The
Supreme Court on Monday refused to entertain a fresh plea filed by some
examinees challenging the government's decision to cancel the UGC-NET
examination following alleged question paper leak, saying that entertaining it
at this stage will create "chaos".
A
bench comprising Chief Justice D Y Chandrachud and justices JB Pardiwala and
Manoj Misra said the government is conducting the exam afresh on August 21 and
the students, who are around nine lakh, must have some kind of "certainty
now".
"The Supreme Court
stepping now will have a serious effect and there will be chaos all over,"

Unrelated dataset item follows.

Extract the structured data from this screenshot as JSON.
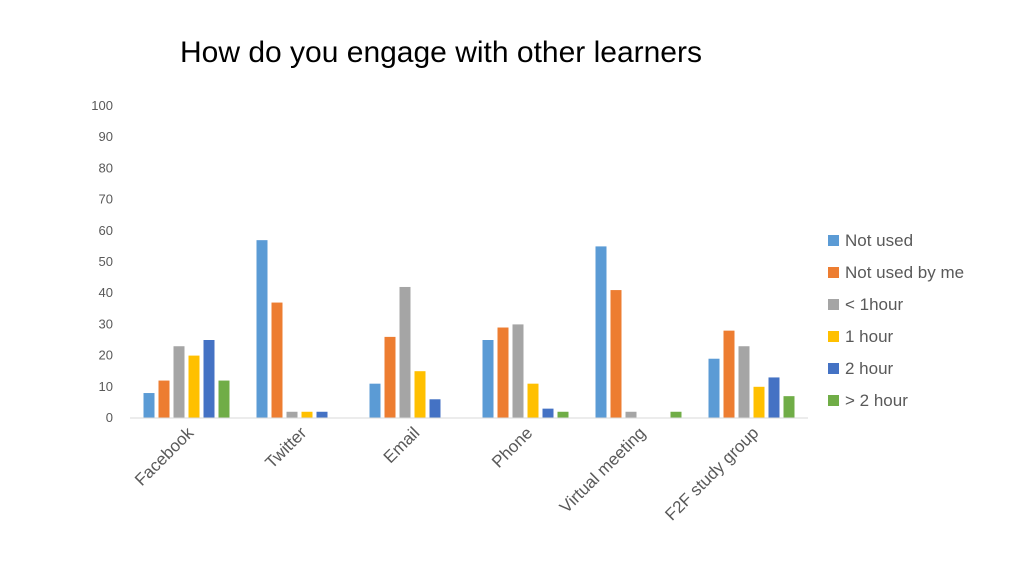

the CJI said while declining to entertain the plea filed by Praveen Dabas and
others.
The
bench said the exam was held on June 18 and was cancelled a day after that.
"Entertaining
the plea at the present stage would only add to uncertainty and add to utter
chaos," the CJI said, adding the Central government must be "doubly
cautious after the NEET-UG fiasco and thus it was cancelled. Let this process
go on now".
Earlier,
the top court had dismissed a PIL on the issue, saying it was filed by a lawyer
and not by aggrieved candidates.
"Why
are you (lawyer) coming? Let the students come here themselves," the CJI
had told the lawyer, adding "while declining the above PIL, we express nothing
on merits".
The
bench had asked advocate Ujjawal Gaur, who has filed the PIL as a petitioner,
to focus on some legal matters and leave such issues for aggrieved persons.
The
earlier plea was also filed against the decision of the Union education ministry
and the National Testing Agency to cancel the UGC-NET exam following inputs
that its integrity may have been compromised.
The
ministry on June 19 had ordered the cancellation of the UGC-NET exam and handed
over the matter to the CBI for an investigation.